Psychological Priming Strategies

Evan Crawford Dawson’s 2015 dissertation, “Improving Investigative Interviews: Facilitating Disclosure of Information through Implicit Means,” points to several studies that show the information gathering interview provides more detailed results and leads to fewer false confessions. As part of this dissertation, Dawson conducted a study on “Priming to Promote Disclosure.” What is “priming?” Researchers Tulving and Schacter describe it as a “nonconscious process of memory whereby implicit influences enhance people’s ability to recall or recognize something that they have been previously exposed to.” Basically, a prime is a kind of stimulus—whether verbal, visual, or psychological—that influences an individual and their behavior in ways they don’t realize. For example, Dawson found that word associations—such as using aggressive words like “gun” or “hurt”—can provoke ideas or, as he put it, “concepts of aggression.”

Other forms of priming include Strategic Use of Evidence (SUE) and the Cognitive Load Approach (CLA). All these strategies involve some form of psychological manipulation but are meant to build rapport and help the suspect open up the interviewee. Dawson’s research found that “an interviewer can semantically structure the interview to facilitate disclosure” by using words that make participants feel comfortable and encourage them to disclose more information.

Dawson also focused on the setup of the room. This strategy is used with the Reid Technique and polygraph exams where a cold, sterile environment is standard. But Dawson found that there was more self-disclosure when the interview room was “soft” with comfortable furniture, gentle lighting, and rugs on the floor. A sense of warmth in the environment helps build trust, even if the people in the room are adversaries.

And we can’t forget that this is often the case—the law enforcement officer is, in many cases, an adversary to the suspect as he or she seeks either a confession or proof of innocence. While the goal of psychological priming is obtaining truthful information, there is still concern in the policing and psychological community that these techniques, while effective, come with their own challenges. Priming strategies must be ethical, and only empirically tested and positive psychological methodologies should be considered.

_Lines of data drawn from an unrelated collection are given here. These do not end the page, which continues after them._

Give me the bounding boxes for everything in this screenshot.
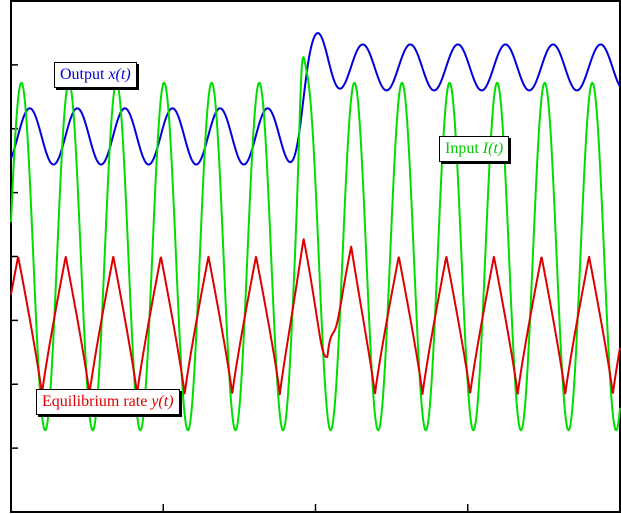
series-output-line xyxy=(10,32,621,166)
series-input-line xyxy=(10,56,621,432)
series-equilibrium-line xyxy=(10,238,621,396)
label-equilibrium-text: Equilibrium rate xyxy=(42,393,152,410)
label-equilibrium-var: y(t) xyxy=(151,393,174,410)
series-lines xyxy=(10,32,621,432)
label-output-var: x(t) xyxy=(108,66,131,83)
axis-ticks xyxy=(11,64,469,512)
label-output: Output x(t) xyxy=(54,62,137,88)
label-input: Input I(t) xyxy=(439,136,510,162)
label-input-var: I(t) xyxy=(482,140,504,157)
label-equilibrium: Equilibrium rate y(t) xyxy=(36,389,180,415)
label-output-text: Output xyxy=(60,66,109,83)
label-input-text: Input xyxy=(445,140,483,157)
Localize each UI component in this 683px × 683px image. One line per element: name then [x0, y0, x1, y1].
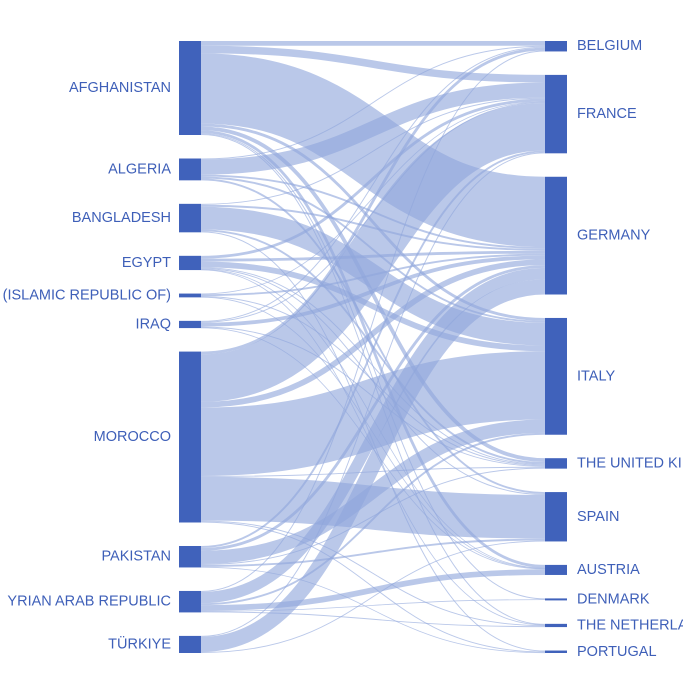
source-node-turkiye	[179, 635, 201, 653]
source-label-algeria: ALGERIA	[108, 161, 171, 177]
flow-pakistan-to-spain	[200, 538, 546, 567]
source-label-syria: YRIAN ARAB REPUBLIC	[7, 594, 171, 610]
target-label-denmark: DENMARK	[577, 591, 650, 607]
flow-afghanistan-to-germany	[200, 53, 546, 248]
flow-syria-to-netherlands	[200, 611, 546, 628]
target-label-portugal: PORTUGAL	[577, 644, 657, 660]
target-label-france: FRANCE	[577, 106, 637, 122]
flow-pakistan-to-uk	[200, 467, 546, 565]
source-node-bangladesh	[179, 203, 201, 233]
target-label-netherlands: THE NETHERLA	[577, 617, 683, 633]
source-label-iraq: IRAQ	[136, 316, 171, 332]
flow-morocco-to-belgium	[200, 47, 546, 355]
flow-morocco-to-italy	[200, 351, 546, 476]
source-label-turkiye: TÜRKIYE	[108, 634, 171, 652]
source-node-iraq	[179, 320, 201, 329]
flow-syria-to-italy	[200, 432, 546, 606]
target-node-denmark	[545, 598, 567, 601]
flow-morocco-to-germany	[200, 259, 546, 408]
flow-syria-to-germany	[200, 267, 546, 604]
target-label-uk: THE UNITED KI	[577, 455, 682, 471]
target-label-austria: AUSTRIA	[577, 562, 640, 578]
flow-morocco-to-portugal	[200, 521, 546, 653]
source-label-bangladesh: BANGLADESH	[72, 210, 171, 226]
flow-morocco-to-spain	[200, 476, 546, 539]
source-node-afghanistan	[179, 41, 201, 136]
target-node-spain	[545, 492, 567, 542]
flow-bangladesh-to-france	[200, 97, 546, 205]
source-label-afghanistan: AFGHANISTAN	[69, 80, 171, 96]
flow-turkiye-to-spain	[200, 540, 546, 653]
target-node-france	[545, 74, 567, 154]
flow-pakistan-to-italy	[200, 419, 546, 565]
target-node-italy	[545, 317, 567, 435]
target-label-germany: GERMANY	[577, 228, 651, 244]
flow-algeria-to-france	[200, 82, 546, 175]
source-node-egypt	[179, 255, 201, 271]
target-node-austria	[545, 564, 567, 575]
source-node-morocco	[179, 351, 201, 523]
flow-pakistan-to-portugal	[200, 566, 546, 654]
flow-morocco-to-france	[200, 102, 546, 402]
source-node-syria	[179, 590, 201, 613]
flow-syria-to-austria	[200, 569, 546, 611]
flow-egypt-to-france	[200, 98, 546, 259]
flow-turkiye-to-france	[200, 152, 546, 637]
flow-bangladesh-to-uk	[200, 229, 546, 464]
target-node-belgium	[545, 41, 567, 52]
target-node-germany	[545, 176, 567, 295]
source-label-pakistan: PAKISTAN	[101, 549, 171, 565]
source-node-iran	[179, 293, 201, 298]
flow-pakistan-to-germany	[200, 265, 546, 551]
target-node-uk	[545, 458, 567, 469]
flow-pakistan-to-france	[200, 150, 546, 548]
flow-egypt-to-uk	[200, 267, 546, 465]
flow-iraq-to-belgium	[200, 46, 546, 322]
flow-egypt-to-italy	[200, 261, 546, 352]
flow-turkiye-to-germany	[200, 279, 546, 653]
flows-layer	[200, 41, 546, 654]
target-label-spain: SPAIN	[577, 509, 619, 525]
target-label-belgium: BELGIUM	[577, 38, 642, 54]
target-label-italy: ITALY	[577, 368, 615, 384]
flow-syria-to-denmark	[200, 599, 546, 612]
target-node-portugal	[545, 650, 567, 653]
labels-layer: AFGHANISTAN ALGERIA BANGLADESH EGYPT (ISLAMI…	[3, 38, 683, 660]
flow-afghanistan-to-uk	[200, 126, 546, 462]
flow-iran-to-france	[200, 101, 546, 295]
source-label-iran: (ISLAMIC REPUBLIC OF)	[3, 287, 171, 303]
target-node-netherlands	[545, 623, 567, 628]
nodes-layer	[179, 41, 567, 653]
flow-algeria-to-belgium	[200, 45, 546, 160]
source-node-pakistan	[179, 545, 201, 568]
source-label-egypt: EGYPT	[122, 255, 171, 271]
source-node-algeria	[179, 158, 201, 181]
flow-syria-to-belgium	[200, 50, 546, 592]
source-label-morocco: MOROCCO	[94, 429, 171, 445]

The Ethics of Psychological Priming

We may not be hurting the outside of the body, but what are we doing to the mind when we use psychology to manipulate another human being? If done without the proper ethical framework, priming can lead to false confessions, as was the case when some Reid Technique lawsuits declared it a coercive method.

University of British Columbia researchers Stephen Porter, Katherine Rose, and Tianna Dilley created a study focusing on the ethics of this type of applied science when “advising police on interrogation or other investigative strategies, evaluating the credibility of suspect statements, and consulting with emergency response teams in hostage-taking or barricade situations.” As an example of what can go wrong, they point to the American Psychological Association (APA) and their participation in developing coercive psychological interrogation and methods of psychological torture such as sensory deprivation. This led to the Hoffmann report, an independent 542-page study that resulted in the APA vetoing any involvement by APA members in specific national security interrogations and the dismissal of the APA’s CEO, deputy CEO, and Communications Chief. This case clearly shows the dark side of using psychological methods, but, in spite of such ethical breaches, there is still a role for psychologists in the world of criminal investigations.

What the Canadian study points out is the value of psychologist studies in the field of lie detection. It states, “psychologists have established evidence-based approaches that can assist in the search for truth.” CVSA Examiners are constantly upgrading their skills and examining ways they can be more effective while causing the least amount of harm. Some forms of psychological priming are positive—such as providing a room that offers comfort—but we need to ensure we don’t move into the same territory as the APA did when their techniques became unethical. We will continue evaluating studies such as these and take the advice of psychologists to use best practices in the goal of truth verification. After all, not only do ethical practices in interviewing suspects provide stronger information, but those confessions also have much better chance of holding up in court.